L’Italia ha una posizione paradossale: è il paese europeo più colpito dalla crisi climatica e quello dove la politica e i mezzi d’informazione si ostinano più accanitamente a negarla o a minimizzarla.

I record di temperature si susseguono: i dati dell’Isac-Cnr di Bologna segnalano che il 2022 è finora l’anno più caldo mai registrato nel nostro paese. L’incidenza di eventi atmosferici estremi è aumentata in modo esponenziale: secondo il database europeo che li monitora (eswd.eu), si è passati in Italia dai 47 del 2001 ai 2.062 del 2021, con un aumento di 44 volte. Il mar Mediterraneo, secondo l’Enea, ha una temperatura media più elevata di quattro gradi rispetto alle medie stagionali. Non si tratta di numeri astratti: riguardano la tenuta dei territori, la salute dei campi e degli ecosistemi, la disponibilità delle risorse idriche. Insomma, la vita di tutti noi.

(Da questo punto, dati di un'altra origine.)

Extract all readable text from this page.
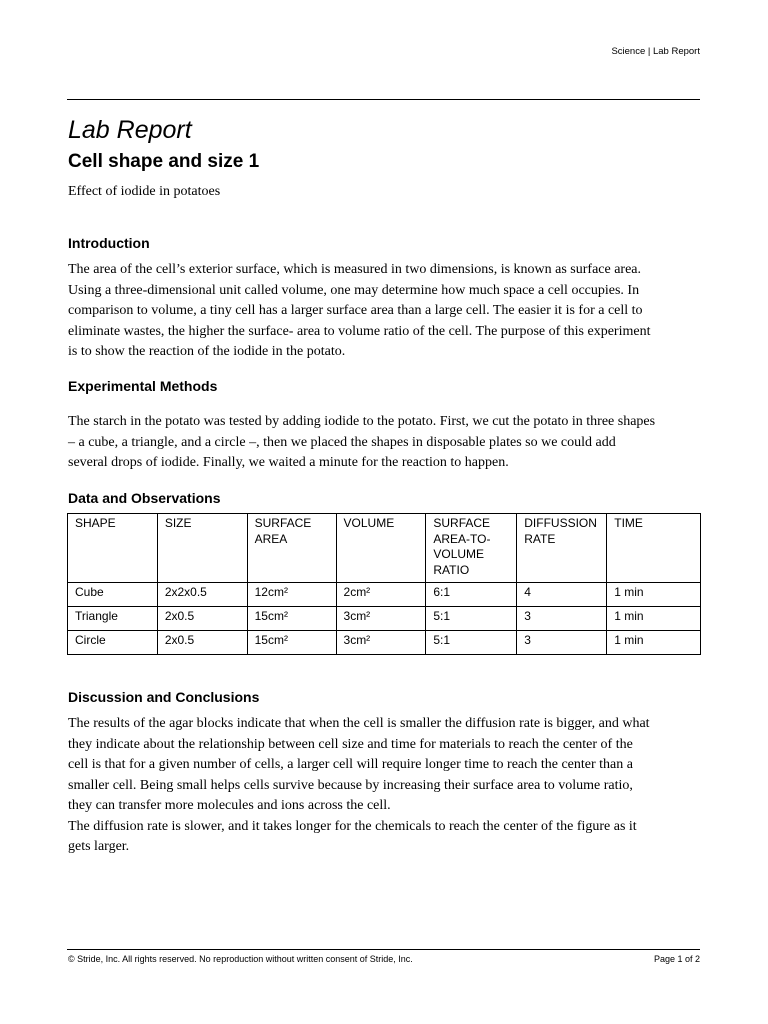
Science | Lab Report
Lab Report
Cell shape and size 1
Effect of iodide in potatoes
Introduction
The area of the cell’s exterior surface, which is measured in two dimensions, is known as surface area.
Using a three-dimensional unit called volume, one may determine how much space a cell occupies. In
comparison to volume, a tiny cell has a larger surface area than a large cell. The easier it is for a cell to
eliminate wastes, the higher the surface- area to volume ratio of the cell. The purpose of this experiment
is to show the reaction of the iodide in the potato.
Experimental Methods
The starch in the potato was tested by adding iodide to the potato. First, we cut the potato in three shapes
– a cube, a triangle, and a circle –, then we placed the shapes in disposable plates so we could add
several drops of iodide. Finally, we waited a minute for the reaction to happen.
Data and Observations
SHAPE	SIZE	SURFACE AREA	VOLUME	SURFACE AREA-TO-VOLUME RATIO	DIFFUSSION RATE	TIME
Cube	2x2x0.5	12cm²	2cm²	6:1	4	1 min
Triangle	2x0.5	15cm²	3cm²	5:1	3	1 min
Circle	2x0.5	15cm²	3cm²	5:1	3	1 min
Discussion and Conclusions
The results of the agar blocks indicate that when the cell is smaller the diffusion rate is bigger, and what
they indicate about the relationship between cell size and time for materials to reach the center of the
cell is that for a given number of cells, a larger cell will require longer time to reach the center than a
smaller cell. Being small helps cells survive because by increasing their surface area to volume ratio,
they can transfer more molecules and ions across the cell.
The diffusion rate is slower, and it takes longer for the chemicals to reach the center of the figure as it
gets larger.
© Stride, Inc. All rights reserved. No reproduction without written consent of Stride, Inc.	Page 1 of 2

Il presidente del consiglio Mario Draghi, arrivato a Canazei all’indomani del crollo del ghiacciaio, ha solennemente dichiarato che il suo governo s’impegnerà affinché tragedie di questo tipo non si ripetano. Per evitarle, è necessario mettere in campo serie politiche di adattamento: mettere in sicurezza i territori esposti a rischio idrogeologico, rafforzare la capacità di trattenere l’acqua piovana quando cade, rendere le città meno vulnerabili ad alluvioni e ondate di calore. Politiche che richiedono una strategia complessiva, che oggi il nostro paese non ha.

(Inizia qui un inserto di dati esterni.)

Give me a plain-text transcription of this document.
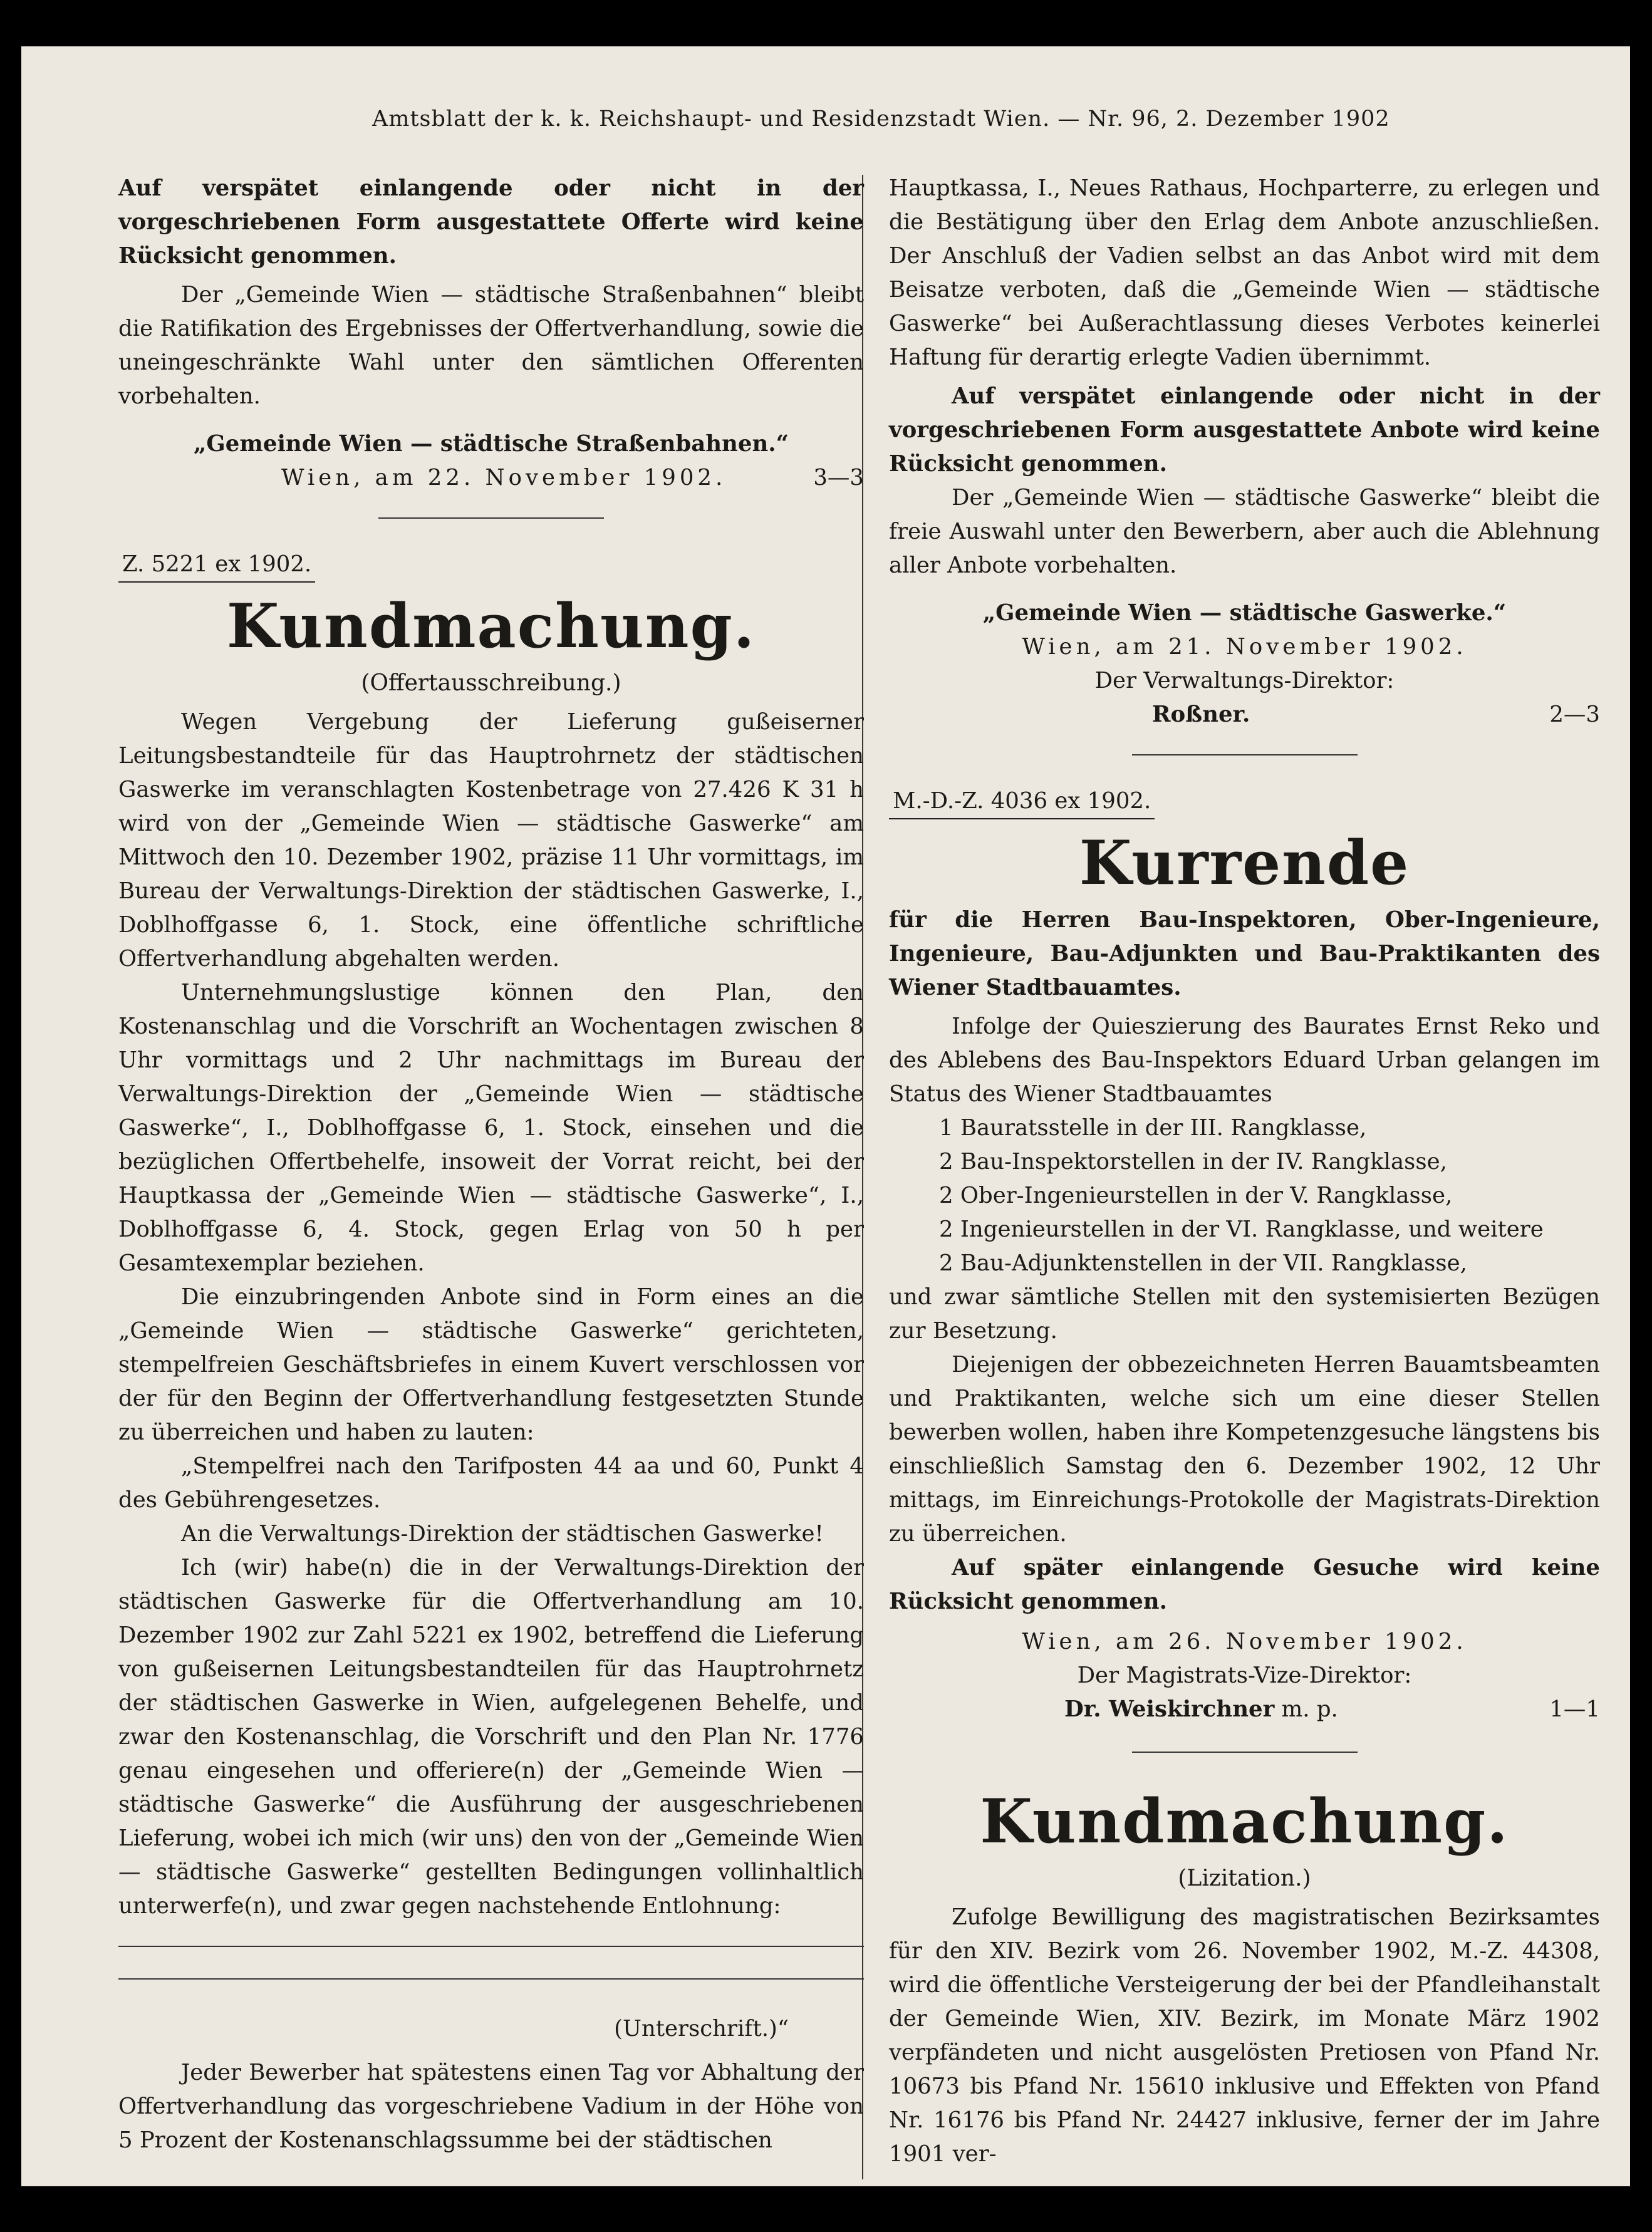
Amtsblatt der k. k. Reichshaupt- und Residenzstadt Wien. — Nr. 96, 2. Dezember 1902

Auf verspätet einlangende oder nicht in der vorgeschriebenen Form ausgestattete Offerte wird keine Rücksicht genommen.

Der „Gemeinde Wien — städtische Straßenbahnen“ bleibt die Ratifikation des Ergebnisses der Offertverhandlung, sowie die uneingeschränkte Wahl unter den sämtlichen Offerenten vorbehalten.

„Gemeinde Wien — städtische Straßenbahnen.“

Wien, am 22. November 1902.	3—3
Z. 5221 ex 1902.
Kundmachung.
(Offertausschreibung.)

Wegen Vergebung der Lieferung gußeiserner Leitungsbestandteile für das Hauptrohrnetz der städtischen Gaswerke im veranschlagten Kostenbetrage von 27.426 K 31 h wird von der „Gemeinde Wien — städtische Gaswerke“ am Mittwoch den 10. Dezember 1902, präzise 11 Uhr vormittags, im Bureau der Verwaltungs-Direktion der städtischen Gaswerke, I., Doblhoffgasse 6, 1. Stock, eine öffentliche schriftliche Offertverhandlung abgehalten werden.

Unternehmungslustige können den Plan, den Kostenanschlag und die Vorschrift an Wochentagen zwischen 8 Uhr vormittags und 2 Uhr nachmittags im Bureau der Verwaltungs-Direktion der „Gemeinde Wien — städtische Gaswerke“, I., Doblhoffgasse 6, 1. Stock, einsehen und die bezüglichen Offertbehelfe, insoweit der Vorrat reicht, bei der Hauptkassa der „Gemeinde Wien — städtische Gaswerke“, I., Doblhoffgasse 6, 4. Stock, gegen Erlag von 50 h per Gesamtexemplar beziehen.

Die einzubringenden Anbote sind in Form eines an die „Gemeinde Wien — städtische Gaswerke“ gerichteten, stempelfreien Geschäftsbriefes in einem Kuvert verschlossen vor der für den Beginn der Offertverhandlung festgesetzten Stunde zu überreichen und haben zu lauten:

„Stempelfrei nach den Tarifposten 44 aa und 60, Punkt 4 des Gebührengesetzes.

An die Verwaltungs-Direktion der städtischen Gaswerke!

Ich (wir) habe(n) die in der Verwaltungs-Direktion der städtischen Gaswerke für die Offertverhandlung am 10. Dezember 1902 zur Zahl 5221 ex 1902, betreffend die Lieferung von gußeisernen Leitungsbestandteilen für das Hauptrohrnetz der städtischen Gaswerke in Wien, aufgelegenen Behelfe, und zwar den Kostenanschlag, die Vorschrift und den Plan Nr. 1776 genau eingesehen und offeriere(n) der „Gemeinde Wien — städtische Gaswerke“ die Ausführung der ausgeschriebenen Lieferung, wobei ich mich (wir uns) den von der „Gemeinde Wien — städtische Gaswerke“ gestellten Bedingungen vollinhaltlich unterwerfe(n), und zwar gegen nachstehende Entlohnung:

(Unterschrift.)“

Jeder Bewerber hat spätestens einen Tag vor Abhaltung der Offertverhandlung das vorgeschriebene Vadium in der Höhe von 5 Prozent der Kostenanschlagssumme bei der städtischen

Hauptkassa, I., Neues Rathaus, Hochparterre, zu erlegen und die Bestätigung über den Erlag dem Anbote anzuschließen. Der Anschluß der Vadien selbst an das Anbot wird mit dem Beisatze verboten, daß die „Gemeinde Wien — städtische Gaswerke“ bei Außerachtlassung dieses Verbotes keinerlei Haftung für derartig erlegte Vadien übernimmt.

Auf verspätet einlangende oder nicht in der vorgeschriebenen Form ausgestattete Anbote wird keine Rücksicht genommen.

Der „Gemeinde Wien — städtische Gaswerke“ bleibt die freie Auswahl unter den Bewerbern, aber auch die Ablehnung aller Anbote vorbehalten.

„Gemeinde Wien — städtische Gaswerke.“

Wien, am 21. November 1902.

Der Verwaltungs-Direktor:

Roßner.	2—3
M.-D.-Z. 4036 ex 1902.
Kurrende

für die Herren Bau-Inspektoren, Ober-Ingenieure, Ingenieure, Bau-Adjunkten und Bau-Praktikanten des Wiener Stadtbauamtes.

Infolge der Quieszierung des Baurates Ernst Reko und des Ablebens des Bau-Inspektors Eduard Urban gelangen im Status des Wiener Stadtbauamtes

1 Bauratsstelle in der III. Rangklasse,

2 Bau-Inspektorstellen in der IV. Rangklasse,

2 Ober-Ingenieurstellen in der V. Rangklasse,

2 Ingenieurstellen in der VI. Rangklasse, und weitere

2 Bau-Adjunktenstellen in der VII. Rangklasse,

und zwar sämtliche Stellen mit den systemisierten Bezügen zur Besetzung.

Diejenigen der obbezeichneten Herren Bauamtsbeamten und Praktikanten, welche sich um eine dieser Stellen bewerben wollen, haben ihre Kompetenzgesuche längstens bis einschließlich Samstag den 6. Dezember 1902, 12 Uhr mittags, im Einreichungs-Protokolle der Magistrats-Direktion zu überreichen.

Auf später einlangende Gesuche wird keine Rücksicht genommen.

Wien, am 26. November 1902.

Der Magistrats-Vize-Direktor:

Dr. Weiskirchner m. p.	1—1
Kundmachung.
(Lizitation.)

Zufolge Bewilligung des magistratischen Bezirksamtes für den XIV. Bezirk vom 26. November 1902, M.-Z. 44308, wird die öffentliche Versteigerung der bei der Pfandleihanstalt der Gemeinde Wien, XIV. Bezirk, im Monate März 1902 verpfändeten und nicht ausgelösten Pretiosen von Pfand Nr. 10673 bis Pfand Nr. 15610 inklusive und Effekten von Pfand Nr. 16176 bis Pfand Nr. 24427 inklusive, ferner der im Jahre 1901 ver-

Il Piano nazionale di adattamento ai cambiamenti climatici (Pnacc), che un gruppo di esperti ha stilato per conto del ministero dell’ambiente nel 2017, giace da allora in un cassetto in attesa di una valutazione ambientale strategica che inspiegabilmente non è stata istruita. Se vuole che le sue dichiarazioni non risuonino come parole vuote, Draghi dovrebbe far approvare senza tentennamenti il Pnacc e considerare il contrasto alla crisi climatica una delle priorità della propria azione di governo.